The Life of Oharu, a film made much later in his career, deals with the horrific treatment of women in a patriarchal society and the deep scars left on those who suffered at the hands of it. This is a fictional story that reflects on the life of a single woman who has been forced to turn to prostitution at the age of fifty to make ends meet. In comparison to Ozu’s meditative reflections and Kurosawa’s innovative stories, Mizoguchi’s The Life of Oharu is as troubling, unsettling and dark as they come.
Wandering the lonely streets, Oharu (Kinuyo Tanaka) at age fifty observes the women dragging men into secret spaces to make money. She meets fellow prostitutes and comments on how, at her age, trying to look twenty is an enormous challenge. Almost as a dream, she looks upon the stony faces in the temple and is reminded of her first lover, Katsunosuke (one of Akira Kurosawa’s favourite actors, Toshirō Mifune). We are shown her past and, as a woman of noble heritage, her love for Katsunosuke is forbidden as he is from a lower class. Their relationship is uncovered and Katsunosuke is beheaded while Oharu and her family are exiled.
Realising her lover is dead, Oharu tries to take her own life but her mother (Tsukie Matsuura) saves her. Her father (Ichirō Sugai), in contrast, is struggling to make ends meet and sends Oharu to be a concubine for an affluent daimyo Lord (Toshiaki Konoe). Bearing him a child, the Lord’s wife is jealous and casts Oharu out, and away from her only child. Oharu attempts to support a family and even manages to find love again, but it is all cruelly snatched away from her. Left poor and homeless, she is taken in by similar women and we return to the beginning when she sells herself on the street.
The Life of Oharu is based upon a 1686 novel by Ihara Saikaku, The Life of an Amorous Woman. The Japanese title of the film even invokes the author’s name, Saikaku Ichidai Onna. This connection between novel and film is crucial and, though depicting a passionate woman, its period and focus upon “the floating world” (the pleasure-seeking aspects of life) is central to the story. As explained in the supplementary material on this Criterion edition of The Life of Oharu, Mizoguchi was “fond of sake and women [perhaps] too fond of women”. But this film reveals the darker truth to “pleasure seeking” and its consequence on the amorous women depicted.

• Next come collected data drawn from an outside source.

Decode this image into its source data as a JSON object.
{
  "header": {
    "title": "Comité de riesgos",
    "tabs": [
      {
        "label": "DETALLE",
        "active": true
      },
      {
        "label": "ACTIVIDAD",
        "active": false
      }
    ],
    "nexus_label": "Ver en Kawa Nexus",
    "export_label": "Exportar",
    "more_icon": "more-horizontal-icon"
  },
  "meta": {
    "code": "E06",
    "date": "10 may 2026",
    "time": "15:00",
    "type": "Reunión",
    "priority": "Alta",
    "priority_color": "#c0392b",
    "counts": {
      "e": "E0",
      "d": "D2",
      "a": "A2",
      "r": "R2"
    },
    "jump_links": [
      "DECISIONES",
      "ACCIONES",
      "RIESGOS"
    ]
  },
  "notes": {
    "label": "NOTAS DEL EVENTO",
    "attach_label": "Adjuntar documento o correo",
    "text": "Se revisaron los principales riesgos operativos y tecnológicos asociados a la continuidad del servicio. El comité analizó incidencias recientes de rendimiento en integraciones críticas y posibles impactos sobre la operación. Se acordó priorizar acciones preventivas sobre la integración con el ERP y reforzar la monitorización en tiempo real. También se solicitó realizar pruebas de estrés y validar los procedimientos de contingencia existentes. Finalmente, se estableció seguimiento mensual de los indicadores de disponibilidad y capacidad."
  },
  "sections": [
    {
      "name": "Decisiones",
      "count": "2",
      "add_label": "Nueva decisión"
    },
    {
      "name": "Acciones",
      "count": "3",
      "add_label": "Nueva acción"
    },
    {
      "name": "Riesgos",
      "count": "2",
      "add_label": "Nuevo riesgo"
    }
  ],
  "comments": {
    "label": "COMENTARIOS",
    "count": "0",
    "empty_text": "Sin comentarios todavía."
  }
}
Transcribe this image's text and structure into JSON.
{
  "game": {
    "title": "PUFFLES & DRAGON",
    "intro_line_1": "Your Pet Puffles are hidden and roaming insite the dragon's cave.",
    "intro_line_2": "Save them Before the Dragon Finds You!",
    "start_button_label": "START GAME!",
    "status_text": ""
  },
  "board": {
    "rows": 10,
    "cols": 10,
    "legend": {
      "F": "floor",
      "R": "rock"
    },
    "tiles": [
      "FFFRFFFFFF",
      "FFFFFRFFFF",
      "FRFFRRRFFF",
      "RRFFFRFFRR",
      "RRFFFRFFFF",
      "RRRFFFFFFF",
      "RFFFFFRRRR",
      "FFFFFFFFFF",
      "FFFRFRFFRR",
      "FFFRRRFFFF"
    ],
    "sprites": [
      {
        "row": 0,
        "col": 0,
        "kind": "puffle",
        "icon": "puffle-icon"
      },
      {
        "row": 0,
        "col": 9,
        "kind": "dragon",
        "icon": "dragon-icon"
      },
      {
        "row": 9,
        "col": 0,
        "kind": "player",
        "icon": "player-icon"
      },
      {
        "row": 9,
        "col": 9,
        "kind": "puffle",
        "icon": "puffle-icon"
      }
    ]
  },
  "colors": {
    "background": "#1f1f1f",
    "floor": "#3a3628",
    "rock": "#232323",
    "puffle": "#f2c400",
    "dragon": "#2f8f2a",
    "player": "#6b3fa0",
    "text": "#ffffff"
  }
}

The ambition of Mizoguchi is what remains so impressive about The Life of Oharu. A poster for the film portrays Oharu in all the various roles she is forced to play in her life: handmaid, courtesan, prostitute, beggar, nun, mother and daughter. She is woman and “she interacts with every social level” says Dudley Andrew (American film theorist and Professor of Film and Comparative Literature at Yale) on the commentary track. This all-encompassing role is a bold criticism of social expectations in the historical era depicted and in the modern world, making The Life of Oharu relevant and perceptive. At over two-hours long, there are 180 shots with 75% of them shot from a crane. Mizoguchi’s long, sprawling scenes play out patiently, humbly observing this sad, sordid world.
While Akira Kurosawa and Yasujirō Ozu are considered Japan’s finest filmmakers, there’s a strong argument for Mizoguchi. Ed Gonzalez for Slant claims The Life of Oharu is “The Holy Grail of Japanese Cinema”. With this sort of acclaim and the smart restoration in high-definition, with an uncompressed monaural soundtrack, this is surely worth seeking out and exploring yourself.